Corriere della Sera reports a Milan judge has sentenced Egyptian immigrant Sameh El Melegy to 20 years in prison for the rapes of 20 women, aged between 22 and 50, most of whom he rode up to from behind on his bicyle. Judge Antonella Bertoja also fined El Melegy for stealing some of his victims' handbags and their contents and ordered him to pay €10,000 to the city council for damaging Milan's image. The prosecution had asked for a jail term of 122 years.

According to The New York Post, a 21-year-old New York woman is facing criminal charges after telling friends and family members she had cancer, accepting cash donations for treatment and then spending it on heroin. Brittany Ozarowski used social networking sites to spread the word about her false ailments, inspiring loved ones to donate over six figures.
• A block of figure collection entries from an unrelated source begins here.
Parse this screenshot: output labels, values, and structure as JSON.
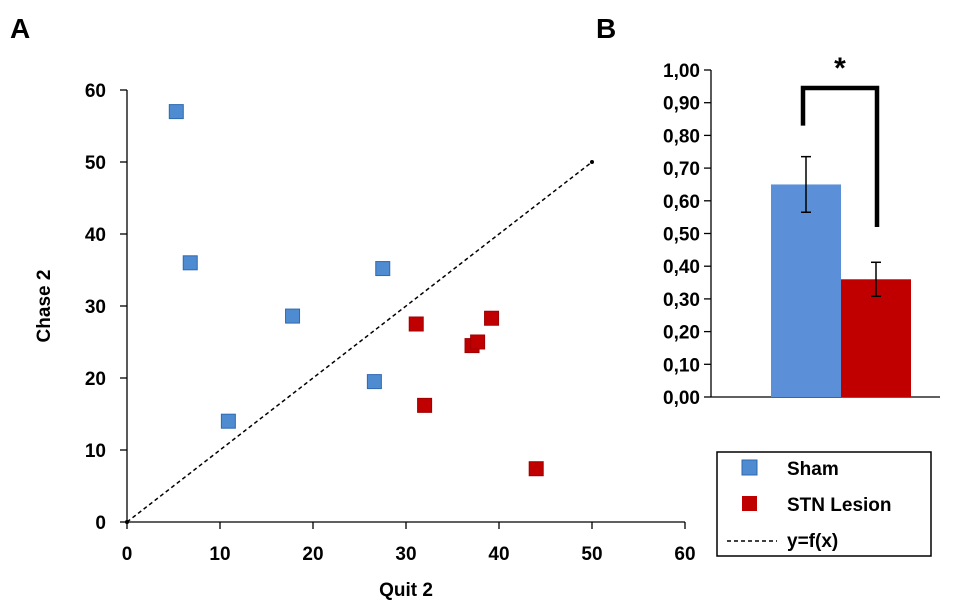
{
  "panels": {
    "a": "A",
    "b": "B"
  },
  "chart_data": [
    {
      "type": "scatter",
      "xlabel": "Quit 2",
      "ylabel": "Chase 2",
      "xlim": [
        0,
        60
      ],
      "ylim": [
        0,
        60
      ],
      "xticks": [
        "0",
        "10",
        "20",
        "30",
        "40",
        "50",
        "60"
      ],
      "yticks": [
        "0",
        "10",
        "20",
        "30",
        "40",
        "50",
        "60"
      ],
      "series": [
        {
          "name": "Sham",
          "color": "#4f8bd0",
          "marker": "square",
          "points": [
            [
              5.3,
              57
            ],
            [
              6.8,
              36
            ],
            [
              10.9,
              14
            ],
            [
              17.8,
              28.6
            ],
            [
              26.6,
              19.5
            ],
            [
              27.5,
              35.2
            ]
          ]
        },
        {
          "name": "STN Lesion",
          "color": "#c00000",
          "marker": "square",
          "points": [
            [
              31.1,
              27.5
            ],
            [
              32,
              16.2
            ],
            [
              37.1,
              24.5
            ],
            [
              37.7,
              25
            ],
            [
              39.2,
              28.3
            ],
            [
              44,
              7.4
            ]
          ]
        },
        {
          "name": "y=f(x)",
          "color": "#000000",
          "style": "dashed",
          "points": [
            [
              0,
              0
            ],
            [
              50,
              50
            ]
          ]
        }
      ],
      "legend": "bottom-right"
    },
    {
      "type": "bar",
      "ylim": [
        0,
        1
      ],
      "yticks": [
        "0,00",
        "0,10",
        "0,20",
        "0,30",
        "0,40",
        "0,50",
        "0,60",
        "0,70",
        "0,80",
        "0,90",
        "1,00"
      ],
      "categories": [
        "Sham",
        "STN Lesion"
      ],
      "values": [
        0.65,
        0.36
      ],
      "errors": [
        0.085,
        0.052
      ],
      "colors": [
        "#5b8fd8",
        "#c00000"
      ],
      "significance": "*"
    }
  ]
}
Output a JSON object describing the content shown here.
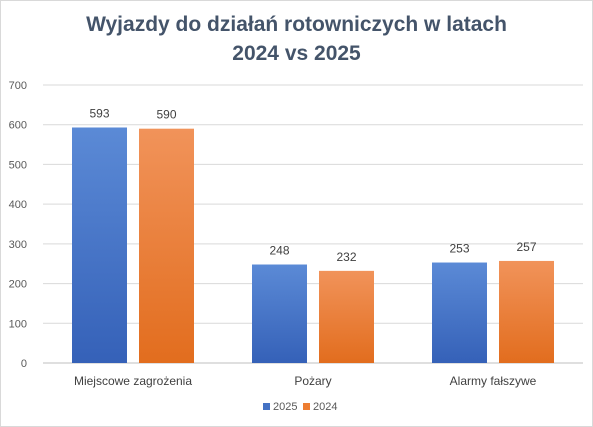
{
  "chart_data": {
    "type": "bar",
    "title_line1": "Wyjazdy do działań rotowniczych w latach",
    "title_line2": "2024 vs 2025",
    "categories": [
      "Miejscowe zagrożenia",
      "Pożary",
      "Alarmy fałszywe"
    ],
    "series": [
      {
        "name": "2025",
        "values": [
          593,
          248,
          253
        ],
        "color": "#4472c4"
      },
      {
        "name": "2024",
        "values": [
          590,
          232,
          257
        ],
        "color": "#ed7d31"
      }
    ],
    "ylim": [
      0,
      700
    ],
    "yticks": [
      0,
      100,
      200,
      300,
      400,
      500,
      600,
      700
    ],
    "grid": true,
    "legend_position": "bottom"
  }
}
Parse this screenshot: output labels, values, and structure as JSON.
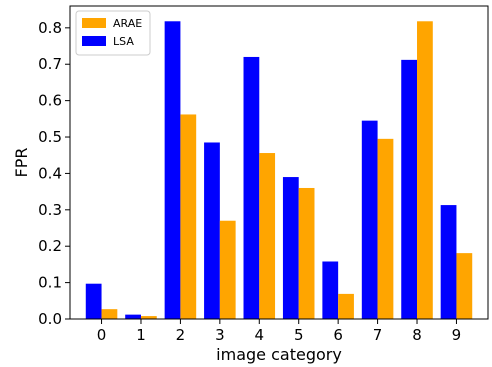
{
  "chart_data": {
    "type": "bar",
    "categories": [
      "0",
      "1",
      "2",
      "3",
      "4",
      "5",
      "6",
      "7",
      "8",
      "9"
    ],
    "series": [
      {
        "name": "LSA",
        "color": "#0000ff",
        "values": [
          0.097,
          0.012,
          0.818,
          0.485,
          0.72,
          0.39,
          0.158,
          0.545,
          0.712,
          0.313
        ]
      },
      {
        "name": "ARAE",
        "color": "#ffa500",
        "values": [
          0.027,
          0.008,
          0.562,
          0.27,
          0.456,
          0.36,
          0.069,
          0.495,
          0.818,
          0.181
        ]
      }
    ],
    "bar_order": [
      "LSA",
      "ARAE"
    ],
    "legend_order": [
      "ARAE",
      "LSA"
    ],
    "xlabel": "image category",
    "ylabel": "FPR",
    "ylim": [
      0,
      0.86
    ],
    "yticks": [
      "0.0",
      "0.1",
      "0.2",
      "0.3",
      "0.4",
      "0.5",
      "0.6",
      "0.7",
      "0.8"
    ],
    "grid": false,
    "legend_position": "top-left"
  }
}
Her grandmother sold her house to donate $100,000 and her father emptied a retirement account worth $20,000.

Iran could be home to the world’s first time machine, if claims from an Iranian scientist are to be believed. According to The Daily Telegraph, 27-year-old inventor Ali Razeghi has registered with the Centre for Strategic Inventions a device called “The Aryayek Time Traveling Machine” which can reportedly allow individuals to peer up to eight years into the future. Razeghi said his invention can fit in a briefcase and would make its predictions based on the touch of a user. He claims the Iranian government is interested in the application: “a government that can see five years into the future would be able to prepare itself for challenges that might destabilise it”. However, the inventor is afraid China would steal it.